Se despertó desorientado y miró a su alrededor. Hacía rato que había dejado de soñar. No se podía mover. Escarcha, nieve y ventisca.
¿Estaba en su cama? Sí. ¿Era invierno? No. ¿Moriría de frío sin poder siquiera moverse? Sí. intentó respirar, y tosió hielo. Le salía humito de la boca. En algún momento recordó que su cuerpo estaba a 37ºC, y que no podía hibernar, menos en enero, menos en Buenos Aires, menos luego de una noche ardiente de sexo vacío.
Recién ahí recordó a su chica. Era su novia. La llamó con un grito desesperado. Respondió el eco. La llamó de nuevo, tomándose la molestia de pensar si ése era el nombre correcto, si él era quien creía que era, y si existía un mundo fuera de sí, independientemente de la pesadilla de la inmovilidad.
Ya con su brazo descongelado se tanteó la cara, se tocó el cuerpo y con la poca sensibilidad que tenía comprobó que estaba entero.
Podía ver los primeros rayos de sol entrando por las rendijas de la persiana, que al pasar por el cenicero de vidrio formaban una perturbadora mancha arcoiris.
Podía escuchar algunos ruidos de la calle, y sus propios insultos. Podía escuchar sus pensamientos, pero cada tanto un auto con música fuerte lo distraía. Tarareaba y maldecía las canciones de los vehículos.
Podía oler las últimas cenizas de un sahumerio que había prendido la noche anterior, tal vez de canela. ADemás había un dejo de perfume de mujer: era el aroma del amor, del no amor, de la lujuria: el de su novia, la que lo había abandonado.
Finalmente se liberó el torso y empezó a hacer fuerza con las piernas. No sentía los dedos de los pies, pero ahí estaban.
Tal vez ayudó el sol en el derretimiento del bloque gélido.

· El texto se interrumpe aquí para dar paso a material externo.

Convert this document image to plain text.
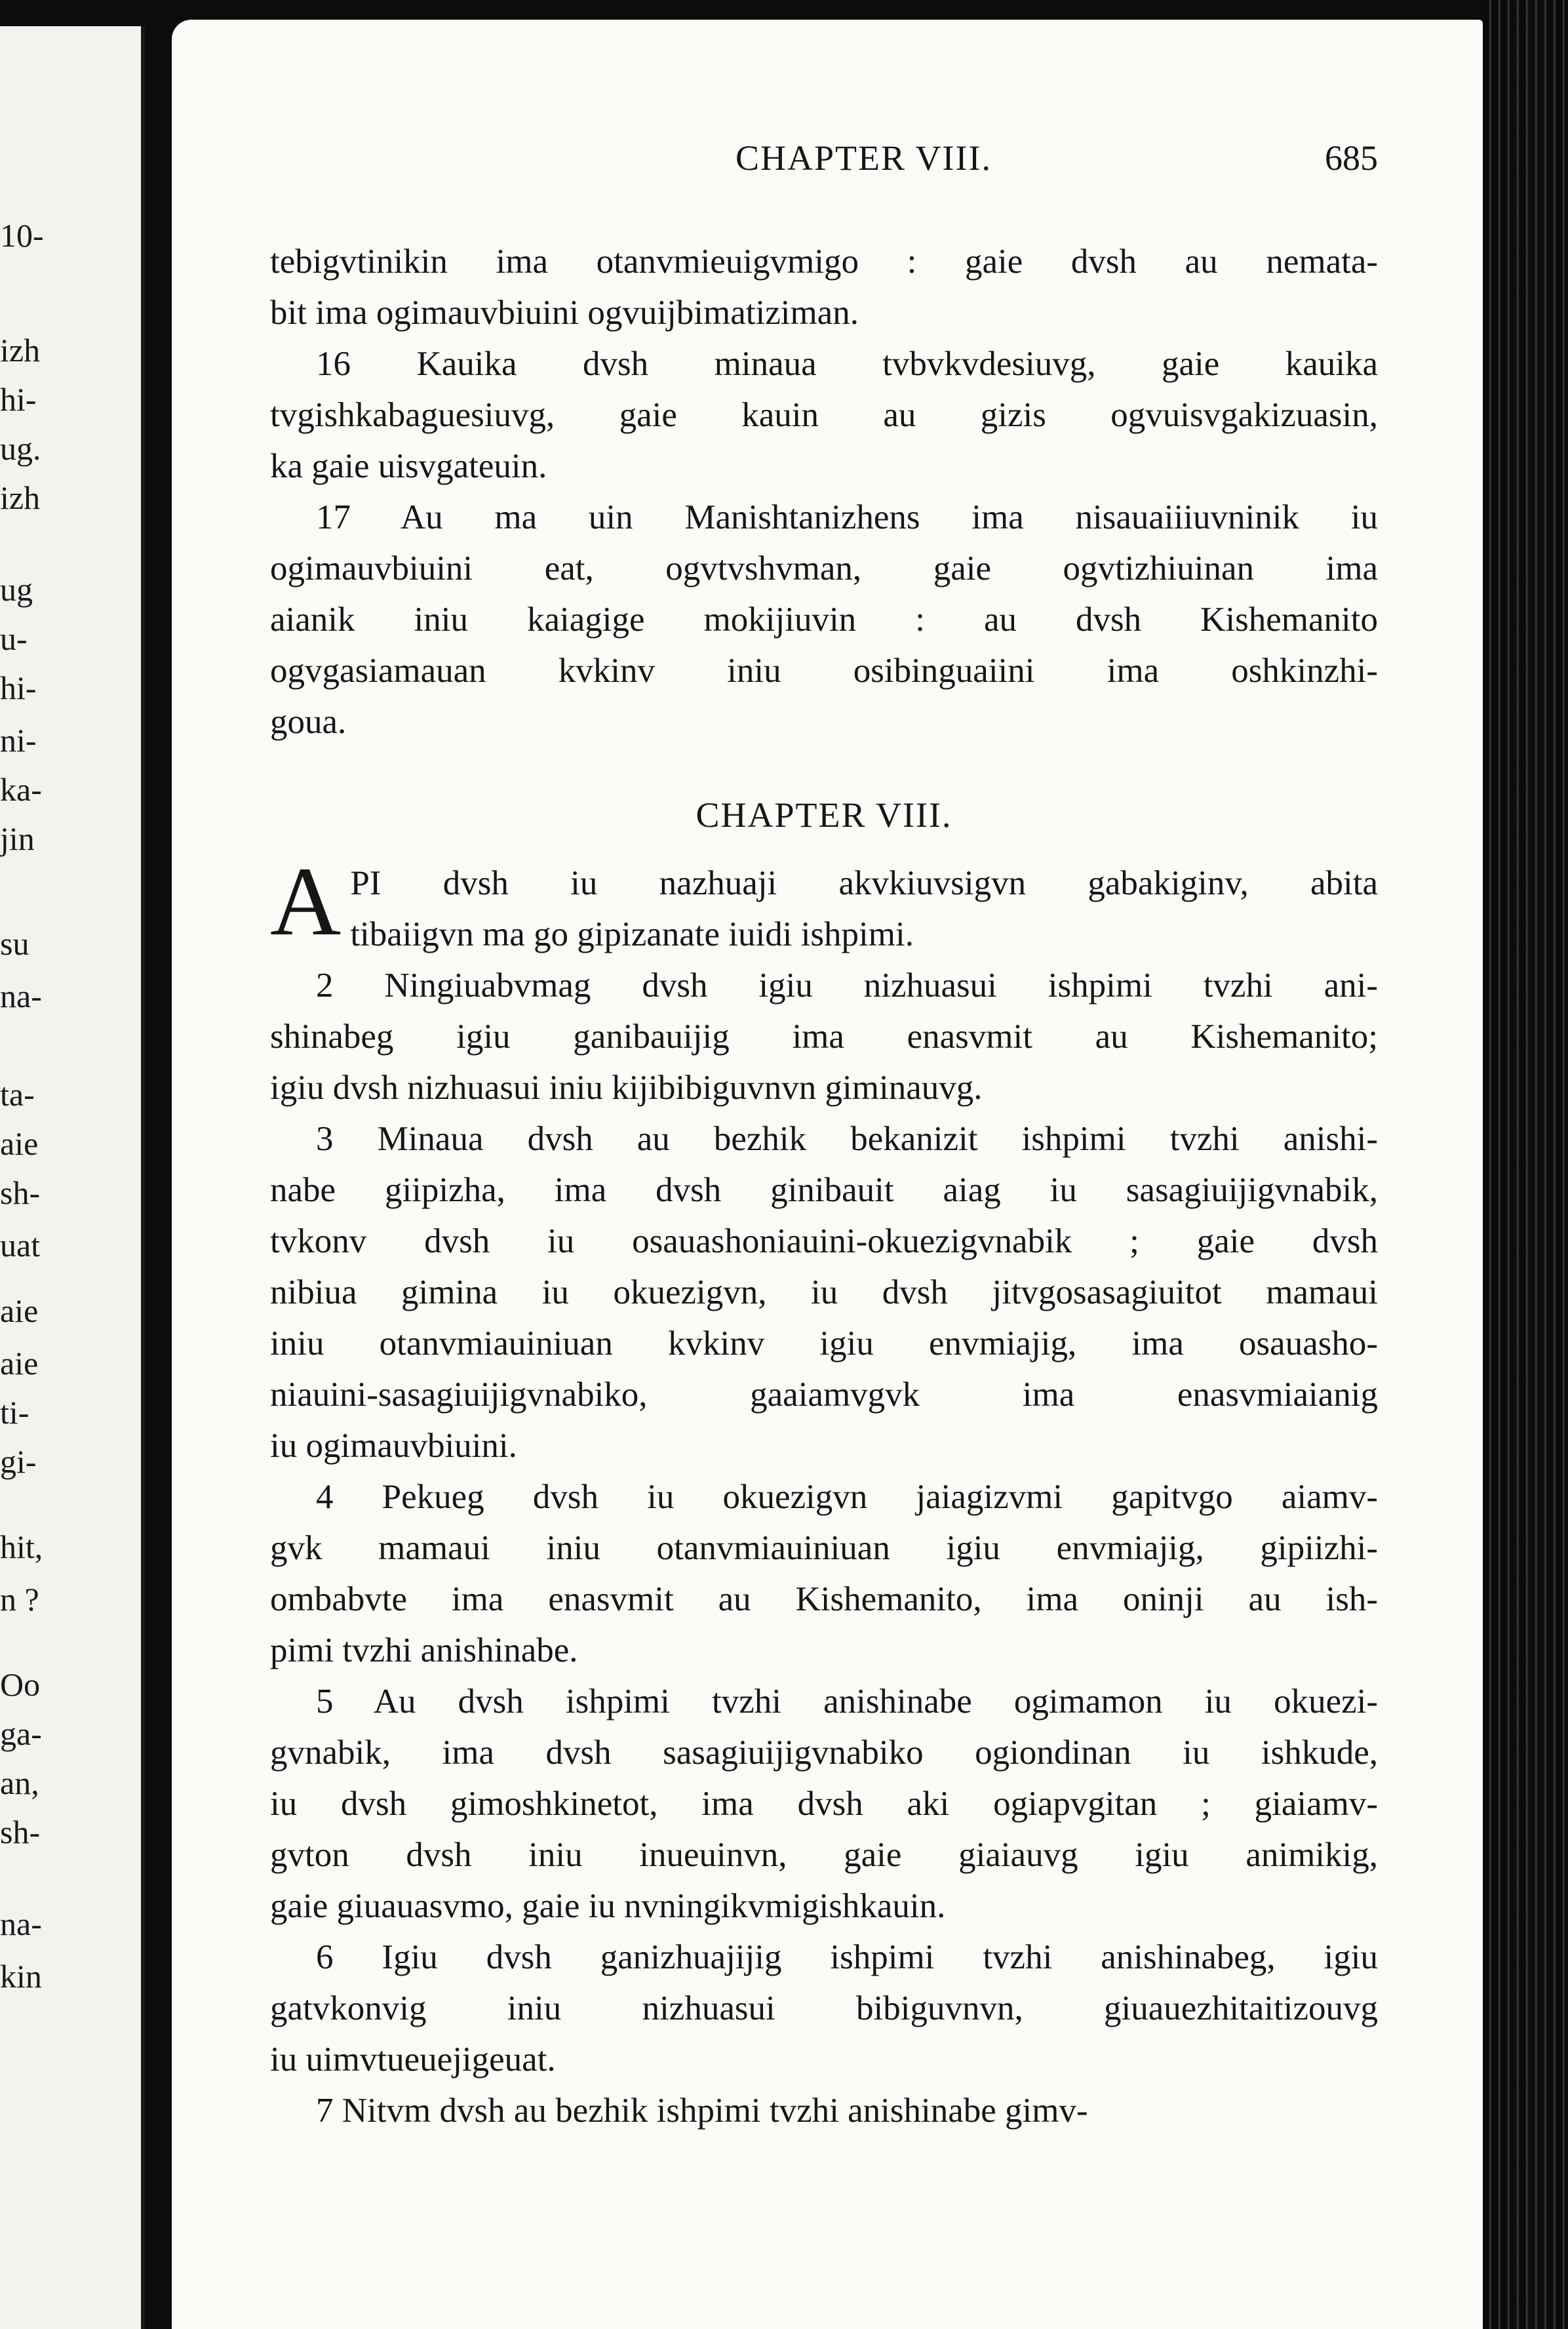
10-
izh
hi-
ug.
izh
ug
u-
hi-
ni-
ka-
jin
su
na-
ta-
aie
sh-
uat
aie
aie
ti-
gi-
hit,
n ?
Oo
ga-
an,
sh-
na-
kin
CHAPTER VIII.	685

tebigvtinikin ima otanvmieuigvmigo : gaie dvsh au nemata-
bit ima ogimauvbiuini ogvuijbimatiziman.

16 Kauika dvsh minaua tvbvkvdesiuvg, gaie kauika
tvgishkabaguesiuvg, gaie kauin au gizis ogvuisvgakizuasin,
ka gaie uisvgateuin.

17 Au ma uin Manishtanizhens ima nisauaiiiuvninik iu
ogimauvbiuini eat, ogvtvshvman, gaie ogvtizhiuinan ima
aianik iniu kaiagige mokijiuvin : au dvsh Kishemanito
ogvgasiamauan kvkinv iniu osibinguaiini ima oshkinzhi-
goua.

CHAPTER VIII.

A PI dvsh iu nazhuaji akvkiuvsigvn gabakiginv, abita
tibaiigvn ma go gipizanate iuidi ishpimi.

2 Ningiuabvmag dvsh igiu nizhuasui ishpimi tvzhi ani-
shinabeg igiu ganibauijig ima enasvmit au Kishemanito;
igiu dvsh nizhuasui iniu kijibibiguvnvn giminauvg.

3 Minaua dvsh au bezhik bekanizit ishpimi tvzhi anishi-
nabe giipizha, ima dvsh ginibauit aiag iu sasagiuijigvnabik,
tvkonv dvsh iu osauashoniauini-okuezigvnabik ; gaie dvsh
nibiua gimina iu okuezigvn, iu dvsh jitvgosasagiuitot mamaui
iniu otanvmiauiniuan kvkinv igiu envmiajig, ima osauasho-
niauini-sasagiuijigvnabiko, gaaiamvgvk ima enasvmiaianig
iu ogimauvbiuini.

4 Pekueg dvsh iu okuezigvn jaiagizvmi gapitvgo aiamv-
gvk mamaui iniu otanvmiauiniuan igiu envmiajig, gipiizhi-
ombabvte ima enasvmit au Kishemanito, ima oninji au ish-
pimi tvzhi anishinabe.

5 Au dvsh ishpimi tvzhi anishinabe ogimamon iu okuezi-
gvnabik, ima dvsh sasagiuijigvnabiko ogiondinan iu ishkude,
iu dvsh gimoshkinetot, ima dvsh aki ogiapvgitan ; giaiamv-
gvton dvsh iniu inueuinvn, gaie giaiauvg igiu animikig,
gaie giuauasvmo, gaie iu nvningikvmigishkauin.

6 Igiu dvsh ganizhuajijig ishpimi tvzhi anishinabeg, igiu
gatvkonvig iniu nizhuasui bibiguvnvn, giuauezhitaitizouvg
iu uimvtueuejigeuat.

7 Nitvm dvsh au bezhik ishpimi tvzhi anishinabe gimv-
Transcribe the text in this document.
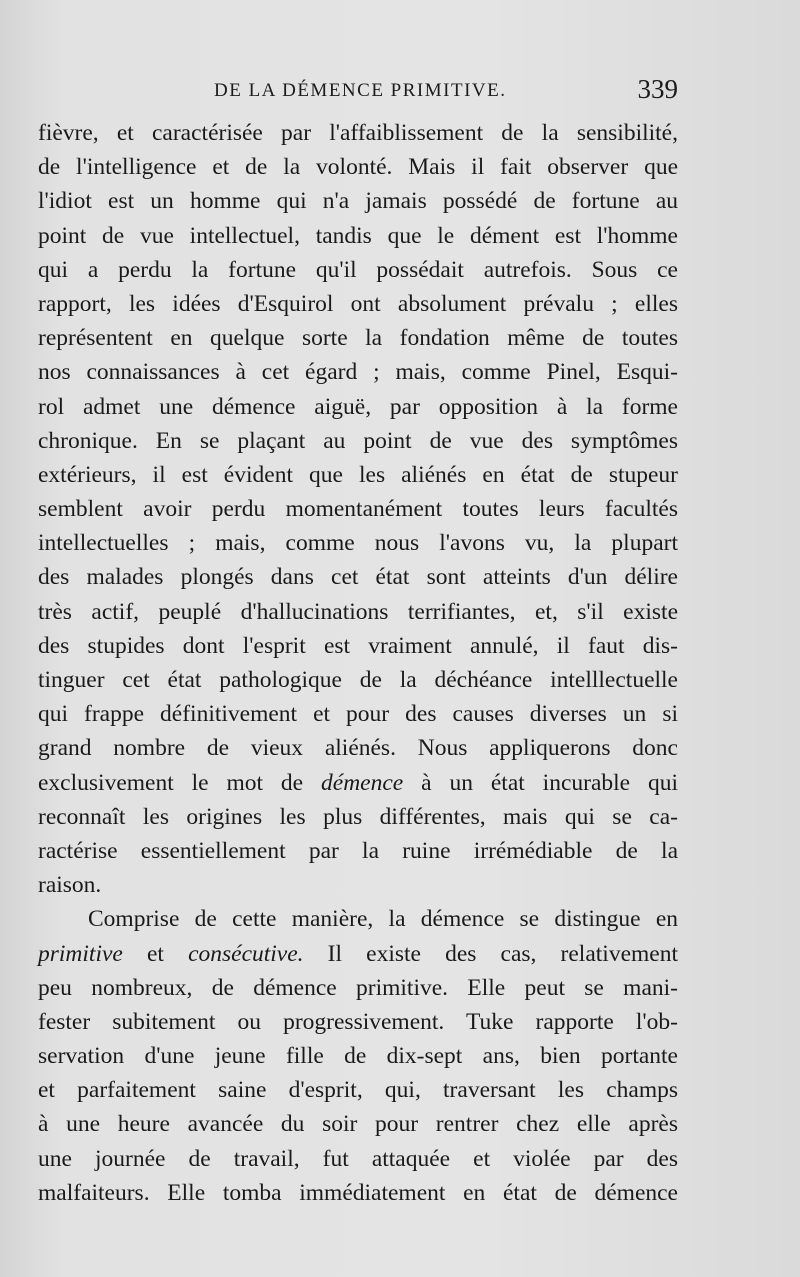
DE LA DÉMENCE PRIMITIVE.	339
fièvre, et caractérisée par l'affaiblissement de la sensibilité,
de l'intelligence et de la volonté. Mais il fait observer que
l'idiot est un homme qui n'a jamais possédé de fortune au
point de vue intellectuel, tandis que le dément est l'homme
qui a perdu la fortune qu'il possédait autrefois. Sous ce
rapport, les idées d'Esquirol ont absolument prévalu ; elles
représentent en quelque sorte la fondation même de toutes
nos connaissances à cet égard ; mais, comme Pinel, Esqui-
rol admet une démence aiguë, par opposition à la forme
chronique. En se plaçant au point de vue des symptômes
extérieurs, il est évident que les aliénés en état de stupeur
semblent avoir perdu momentanément toutes leurs facultés
intellectuelles ; mais, comme nous l'avons vu, la plupart
des malades plongés dans cet état sont atteints d'un délire
très actif, peuplé d'hallucinations terrifiantes, et, s'il existe
des stupides dont l'esprit est vraiment annulé, il faut dis-
tinguer cet état pathologique de la déchéance intelllectuelle
qui frappe définitivement et pour des causes diverses un si
grand nombre de vieux aliénés. Nous appliquerons donc
exclusivement le mot de démence à un état incurable qui
reconnaît les origines les plus différentes, mais qui se ca-
ractérise essentiellement par la ruine irrémédiable de la
raison.
Comprise de cette manière, la démence se distingue en
primitive et consécutive. Il existe des cas, relativement
peu nombreux, de démence primitive. Elle peut se mani-
fester subitement ou progressivement. Tuke rapporte l'ob-
servation d'une jeune fille de dix-sept ans, bien portante
et parfaitement saine d'esprit, qui, traversant les champs
à une heure avancée du soir pour rentrer chez elle après
une journée de travail, fut attaquée et violée par des
malfaiteurs. Elle tomba immédiatement en état de démence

Salió de la habitación y gritó el nombre de su mujer. Ella no estaba. Intentó llamarla por teléfono, pero nunca encontró su celular. Salió de su casa para ver si todavía existía el mundo, si no se había congelado todo.
Todo era normal, pero él todavía echaba humito. Estaba agitado, puteando por dentro y por fuera. Corrió una cuadra, pero no había nadie alrededor. Recién a la cuadra siguiente vio a un portero manguereando la vereda.
Recordó dónde podía estar su celular y volvió a su iglú. se resbaló dos veces, pero no se rió de sí mismo por el tropezón. Maldijo y blasfemó como nunca antes, hasta que aprendió que tenía que caminar con más cuidado.
Ahuyentó a un oso polar que revolvía su basura, y se preparó un huevo frito de pingüino. Mientras se hacía se le ocurrió ir al garage, para ver si su chica se había ido, y si se había llevado el trineo. Por suerte, estaba todo en orden.
Terminó de comer, pero le dio frío, por lo que abrió la heladera para calentarse, de donde sacó una gaseosa que estaba congelada, y la calentó a baño maría con orina. El inodoro no sirve si el agua está en estado sólido.
Fue al kiosco a comprar pastillas de mentol, a las que tal vez era adicto. Pagó con cambio y volvió a su casa. Ya era media mañana, y el sol calentaba toda la Ciudad, o casi.
Se fue a bañar y al prender el calefón encontró una nota de su novia: "Te dije que nuestra relación era muy fría, que no íbamos a llegar a ningún lado. Te dejo. Es al pedo seguir así. Supongo que no te va a doler, porque esto no daba para más."
Puteó. Mucho. A ella. A Dios. Se puteó como nunca y trató de entender qué había hecho mal. La acusó de infidelidad, la maldijo. Pensó que seguramente estaba con otro, en ese mismo momento, de hecho. Se la imaginó en una orgía con todos hombres, lujuriosa, en celo. Se hizo toda la película y se sintió cornudo como un ciervo.
Cuando se dio cuenta de que era en vano lamentarse, entró al baño. Se preparó la toalla y corrió la cortina para meterse a la ducha. En la bañadera encontró el cuerpo de su novia. Pensó que se había suicidado.
La autopsia arrojó la causa de su muerte: hipotermia.